Kulikova Anastasiya V, Parker Jennifer K, Davies Bryan W, Wilke Claus O
Department of Integrative Biology, University of Texas at Austin, Austin, Texas, USA.
Department of Molecular Biosciences, The University of Texas at Austin, Austin, TX, USA.
bioRxiv. 2023 Nov 15:2023.11.15.567263. doi: 10.1101/2023.11.15.567263.
Class II microcins are antimicrobial peptides that have shown some potential as novel antibiotics. However, to date only ten class II microcins have been described, and discovery of novel microcins has been hampered by their short length and high sequence divergence. Here, we ask if we can use numerical embeddings generated by protein large language models to detect microcins in bacterial genome assemblies and whether this method can outperform sequence-based methods such as BLAST. We find that embeddings detect known class II microcins much more reliably than does BLAST and that any two microcins tend to have a small distance in embedding space even though they typically are highly diverged at the sequence level. In datasets of , spp., and spp. genomes, we further find novel putative microcins that were previously missed by sequence-based search methods.
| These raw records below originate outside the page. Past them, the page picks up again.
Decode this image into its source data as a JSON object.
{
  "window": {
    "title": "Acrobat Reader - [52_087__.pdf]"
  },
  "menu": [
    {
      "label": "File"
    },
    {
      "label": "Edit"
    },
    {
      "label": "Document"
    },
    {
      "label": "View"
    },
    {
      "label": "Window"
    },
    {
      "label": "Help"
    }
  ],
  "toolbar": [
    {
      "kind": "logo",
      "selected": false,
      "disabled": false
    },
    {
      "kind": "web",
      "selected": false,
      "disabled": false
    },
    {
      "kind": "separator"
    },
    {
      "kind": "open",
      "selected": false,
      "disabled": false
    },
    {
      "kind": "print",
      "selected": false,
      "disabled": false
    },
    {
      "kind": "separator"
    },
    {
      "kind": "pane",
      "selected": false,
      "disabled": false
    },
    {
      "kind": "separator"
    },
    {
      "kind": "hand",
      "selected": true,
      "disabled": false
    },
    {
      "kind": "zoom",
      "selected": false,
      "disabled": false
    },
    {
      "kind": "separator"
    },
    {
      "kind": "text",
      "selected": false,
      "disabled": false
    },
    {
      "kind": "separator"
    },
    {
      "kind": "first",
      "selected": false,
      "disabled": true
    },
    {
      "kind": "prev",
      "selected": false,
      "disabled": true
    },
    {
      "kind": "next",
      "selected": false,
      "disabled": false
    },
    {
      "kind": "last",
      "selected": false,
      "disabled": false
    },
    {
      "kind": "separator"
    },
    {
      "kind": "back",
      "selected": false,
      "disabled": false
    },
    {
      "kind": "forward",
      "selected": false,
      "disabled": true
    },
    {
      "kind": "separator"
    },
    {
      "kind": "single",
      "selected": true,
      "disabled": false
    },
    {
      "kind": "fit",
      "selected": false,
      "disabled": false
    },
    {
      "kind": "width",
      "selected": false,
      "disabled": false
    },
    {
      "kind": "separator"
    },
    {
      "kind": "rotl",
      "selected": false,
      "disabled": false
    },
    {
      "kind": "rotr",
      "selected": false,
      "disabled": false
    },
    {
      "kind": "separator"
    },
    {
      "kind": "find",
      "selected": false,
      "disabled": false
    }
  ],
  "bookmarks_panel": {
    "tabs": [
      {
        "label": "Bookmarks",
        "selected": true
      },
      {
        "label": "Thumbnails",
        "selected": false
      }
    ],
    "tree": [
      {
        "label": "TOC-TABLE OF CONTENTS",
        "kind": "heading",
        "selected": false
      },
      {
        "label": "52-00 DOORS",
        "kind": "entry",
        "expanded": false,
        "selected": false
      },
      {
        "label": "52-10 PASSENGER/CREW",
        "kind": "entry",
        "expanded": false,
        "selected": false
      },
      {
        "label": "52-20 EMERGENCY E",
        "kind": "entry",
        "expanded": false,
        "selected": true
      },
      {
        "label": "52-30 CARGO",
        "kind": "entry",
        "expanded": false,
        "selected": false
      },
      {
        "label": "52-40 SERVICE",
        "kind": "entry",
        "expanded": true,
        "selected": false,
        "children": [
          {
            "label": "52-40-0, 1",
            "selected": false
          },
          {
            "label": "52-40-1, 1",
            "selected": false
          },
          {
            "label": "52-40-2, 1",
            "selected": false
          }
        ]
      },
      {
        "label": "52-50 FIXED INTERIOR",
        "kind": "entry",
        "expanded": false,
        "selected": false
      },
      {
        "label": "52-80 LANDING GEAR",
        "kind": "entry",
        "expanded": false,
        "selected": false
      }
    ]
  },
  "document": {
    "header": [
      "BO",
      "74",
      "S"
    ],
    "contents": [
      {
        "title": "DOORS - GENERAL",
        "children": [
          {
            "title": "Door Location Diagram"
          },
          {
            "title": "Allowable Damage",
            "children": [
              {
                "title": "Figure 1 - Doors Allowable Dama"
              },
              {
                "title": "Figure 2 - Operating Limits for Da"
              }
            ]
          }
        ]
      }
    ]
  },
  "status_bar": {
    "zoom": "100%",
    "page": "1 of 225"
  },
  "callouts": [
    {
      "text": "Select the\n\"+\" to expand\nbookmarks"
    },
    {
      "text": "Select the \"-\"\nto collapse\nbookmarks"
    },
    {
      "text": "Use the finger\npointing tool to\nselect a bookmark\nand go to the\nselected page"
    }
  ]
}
II类微小菌素是一类抗菌肽,已显示出作为新型抗生素的一些潜力。然而,迄今为止,仅描述了10种II类微小菌素,新型微小菌素的发现受到其长度短和序列高度分化的阻碍。在这里,我们探讨是否可以使用蛋白质大语言模型生成的数值嵌入来检测细菌基因组组装中的微小菌素,以及该方法是否优于基于序列的方法(如BLAST)。我们发现,嵌入检测已知II类微小菌素的可靠性远高于BLAST,并且任何两种微小菌素在嵌入空间中的距离往往较小,即使它们在序列水平上通常高度分化。在大肠杆菌、肺炎克雷伯菌和铜绿假单胞菌基因组数据集中,我们进一步发现了基于序列的搜索方法之前遗漏的新型假定微小菌素。